Given the broad range of opinions, politics, preferred drinks, drives, and hardware on this board...is there are any difference depending on whether we're from urban, suburban, or rural areas?

Does seeing a lot of people from different races and ethnic backgrounds every day affect our opinions on racism? Does seeing a lot of poor people every day affect our feelings on welfare, gun control, or taxation? Does living in an apartment affect your preference for Athlons or for Jagermeisters?

I'm a city slicker myself (Boston, MA, New Haven, CT, and Bridgeport, CT), though raised in Suburbia.

Mntsnow
01-16-2000, 02:42 PM
I guess you could say either for me...I raised in a small town in Utah but now live in Salt Lake City (BIG for Utah!) and would prefer to go back to a small town if there were good enough jobs to replace what I am currently making. I Can say though there is just as much crime and drugs in the small towns as there is in the big city's but it's easier to find in the big citys http://www.sysopt.com/forum/frown.gif

Mntsnow

kongkong
01-16-2000, 06:22 PM
I came in cozof the subject "...mouse...mouse", and I am going to buy a mouse tomorrow... but it seems this post has little to do with either animal.mouse or computer.mouse http://www.sysopt.com/forum/wink.gif

jad1097
01-16-2000, 07:16 PM
I was raised in the Miami,Fl. Had to get the hell away from them people so now I live in a small town Murfreesboro,Tennesse. 5 minutes from the country 20 minutes to Nashville. The only problem is this is one of the fasted growing city in Tennesse.

2336
01-16-2000, 07:40 PM
I was raised as a military brat and lived all over. I attended 7 different elementary schools, 2 different jr highs, and 3 different high schools before I graduated in'77. I've seen my father, raised on a tobacco farm in NC, wash out my brother's mouth with soap for saying the "N" word and then seen grown servicemen calling each other the same - quite confusing when you're growing up. I think a lot has to do with the values and morals that our parents instill in us. I don't always act as well as I should (just ask SoCalGal!) but I try to remember what my Dad taught me - "Treat other people the way you would want to be treated.", "It takes a bigger man to walk away from a fight than to start one.", and the last resort - "If someone won't let you walk away from a fight and you're backed into a corner pick up the biggest stick you can grab and wale on him until he leaves you alone, then walk away!" I've only been forced to "wale" on someone once in my 40 years! I think the biggest problem we have today is that there are too many people out there that forget that their rights stop at the tip of their nose! Whoops! Better stop and get down from the soapbox or I'll be up here all night. Well, those are my views in a nutshell, plus some, sorry! Goodnight all!

OuTpaTienT
01-16-2000, 10:13 PM
Army brat here too. And I think did me a lot of good. Exposed me to a wide range people from all walks of life and forced me to have to make new friends every 3 or 4 years.
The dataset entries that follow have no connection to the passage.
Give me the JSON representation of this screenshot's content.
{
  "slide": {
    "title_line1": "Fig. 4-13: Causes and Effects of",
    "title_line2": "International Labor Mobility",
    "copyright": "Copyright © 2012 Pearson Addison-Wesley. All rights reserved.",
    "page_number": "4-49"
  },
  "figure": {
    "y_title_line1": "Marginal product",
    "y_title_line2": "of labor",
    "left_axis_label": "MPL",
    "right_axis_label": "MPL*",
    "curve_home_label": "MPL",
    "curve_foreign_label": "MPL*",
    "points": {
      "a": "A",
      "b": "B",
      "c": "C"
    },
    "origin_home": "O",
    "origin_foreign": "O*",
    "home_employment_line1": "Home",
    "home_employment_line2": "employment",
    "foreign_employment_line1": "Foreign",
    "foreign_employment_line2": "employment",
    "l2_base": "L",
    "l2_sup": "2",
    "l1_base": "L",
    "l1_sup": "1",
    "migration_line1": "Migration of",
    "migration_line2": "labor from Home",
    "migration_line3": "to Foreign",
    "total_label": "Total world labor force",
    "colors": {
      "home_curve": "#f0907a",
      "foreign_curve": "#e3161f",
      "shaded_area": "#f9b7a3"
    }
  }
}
Plus I've lived in citites that are 80+% minorities (I'm a whiteboy myself) like Oakland and Richmond, CA, and I've lived in cities where you couldn't find a minority if you life depended on it (Bellevue & Redmond, WA). And it all boils down to individuals. Treat people for who they are and not what they are. And you don't know who anyone is until you meet them as an individual.
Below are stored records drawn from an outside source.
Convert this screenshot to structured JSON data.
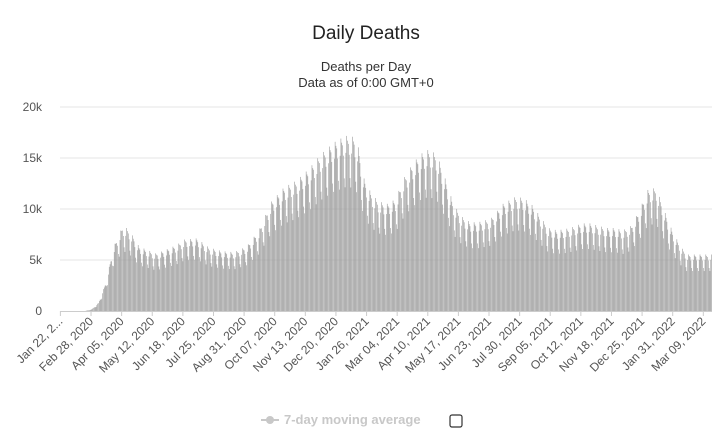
{
  "chart_data": {
    "type": "bar",
    "title": "Daily Deaths",
    "subtitle_lines": [
      "Deaths per Day",
      "Data as of 0:00 GMT+0"
    ],
    "xlabel": "",
    "ylabel": "",
    "ylim": [
      0,
      20000
    ],
    "yticks": [
      0,
      5000,
      10000,
      15000,
      20000
    ],
    "ytick_labels": [
      "0",
      "5k",
      "10k",
      "15k",
      "20k"
    ],
    "grid": true,
    "x_start": "2020-01-22",
    "x_end": "2022-03-19",
    "xtick_labels": [
      "Jan 22, 2...",
      "Feb 28, 2020",
      "Apr 05, 2020",
      "May 12, 2020",
      "Jun 18, 2020",
      "Jul 25, 2020",
      "Aug 31, 2020",
      "Oct 07, 2020",
      "Nov 13, 2020",
      "Dec 20, 2020",
      "Jan 26, 2021",
      "Mar 04, 2021",
      "Apr 10, 2021",
      "May 17, 2021",
      "Jun 23, 2021",
      "Jul 30, 2021",
      "Sep 05, 2021",
      "Oct 12, 2021",
      "Nov 18, 2021",
      "Dec 25, 2021",
      "Jan 31, 2022",
      "Mar 09, 2022"
    ],
    "weekly_trend": {
      "days_from_start": [
        0,
        30,
        38,
        46,
        55,
        64,
        70,
        75,
        80,
        85,
        95,
        105,
        115,
        120,
        130,
        140,
        150,
        165,
        180,
        195,
        210,
        225,
        240,
        255,
        270,
        285,
        300,
        315,
        330,
        345,
        355,
        360,
        367,
        372,
        377,
        385,
        395,
        405,
        415,
        425,
        435,
        445,
        455,
        465,
        475,
        485,
        495,
        505,
        520,
        535,
        550,
        560,
        570,
        580,
        590,
        600,
        610,
        620,
        630,
        640,
        650,
        660,
        670,
        680,
        690,
        700,
        710,
        720,
        727,
        735,
        742,
        750,
        757
      ],
      "values": [
        0,
        0,
        150,
        700,
        2500,
        5500,
        6500,
        7300,
        7200,
        6800,
        5600,
        5300,
        5000,
        5100,
        5400,
        5700,
        6200,
        6300,
        5500,
        5200,
        5100,
        5600,
        7000,
        9500,
        10700,
        11300,
        12300,
        13600,
        14600,
        15200,
        15100,
        14200,
        11500,
        10700,
        10100,
        9500,
        9300,
        9700,
        11500,
        12700,
        13600,
        14000,
        13600,
        11500,
        9300,
        8200,
        7700,
        7700,
        8000,
        9300,
        9900,
        9800,
        9200,
        8200,
        7200,
        7000,
        7100,
        7300,
        7600,
        7600,
        7400,
        7200,
        7200,
        7000,
        7400,
        8800,
        10500,
        10700,
        9300,
        7700,
        6600,
        5600,
        4900
      ]
    },
    "weekly_pattern": [
      0.86,
      0.8,
      1.02,
      1.13,
      1.1,
      1.08,
      1.01
    ],
    "series": [
      {
        "name": "7-day moving average",
        "visible": false
      }
    ]
  },
  "legend": {
    "label": "7-day moving average",
    "checkbox_checked": false
  },
  "colors": {
    "bar": "#9a9a9a",
    "grid": "#e6e6e6",
    "axis": "#cccccc",
    "legend_inactive": "#c8c8c8"
  }
}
[sidenote, my friends in Oakland/Richmond will testify to the fact I'm one of the few whiteboys that have earned the right to say "Nigga please". http://www.sysopt.com/forum/wink.gif]

U-96
01-17-2000, 01:56 AM
Hehe I'm an Air Force brat (Royal, not U.S.) so I've been around a bit too, Germany, Singapore, UK etc. You learn to make friends real quick when you change school every six months.
I've nearly always lived in villages and small market towns (they don't like airbases in urban areas - wonder why?), except when I was at university, where I shared a flat with Portuguese and Vietnamese friends, which was in the middle of a city. I still work in that city, but I live about 15 miles out, on the edge of a small market town in the middle of beautiful English countryside.
Most of the childhood I'm aware of I spent in Norfolk, which is very rural. I used to go fishing and shooting, and when I learned to drive, I had to go 10 miles to find a roundabout (for our American readers, that's a cheap way of making a road junction without lights http://www.sysopt.com/forum/wink.gif ). Oh yeah, and drugs were what you got from the doctor when you were sick...

U-96

jeana
01-17-2000, 06:33 PM
Hee hee! http://www.sysopt.com/forum/smile.gif Sorry, kongkong!

For the benefit of nonnative English speakers, "city mouse or country mouse" refers to a children's story about two mice, a country cousin and a city cousin, who are envious of one another's lives. After a visit to the farm and the big city, though, they come to the conclusions that they are happiest in their own homes.

Actually, though I was born and raised in the same town, never even changing houses, I _did_ spend six months when I was thirteen in a foreign school (Seoul, Korea) attended by a lot of "army brats". It was quite an experience! Even in that short time, I had friendships that began and ended as various kids were transferred in and transferred out of the base.

daveleau
01-17-2000, 09:02 PM
Wow, I am fromt he states and didn't know that was a reference to a childrens book. http://www.sysopt.com/forum/redface.gif
I guess i was deprived as a child.

I grew up in a mid sized town. I can see how living in a bigger area (areas like those outside of my state of SC) would influence you and make you desire the newer and greater things just b/c you are exposed to them faster and with much higher frequency.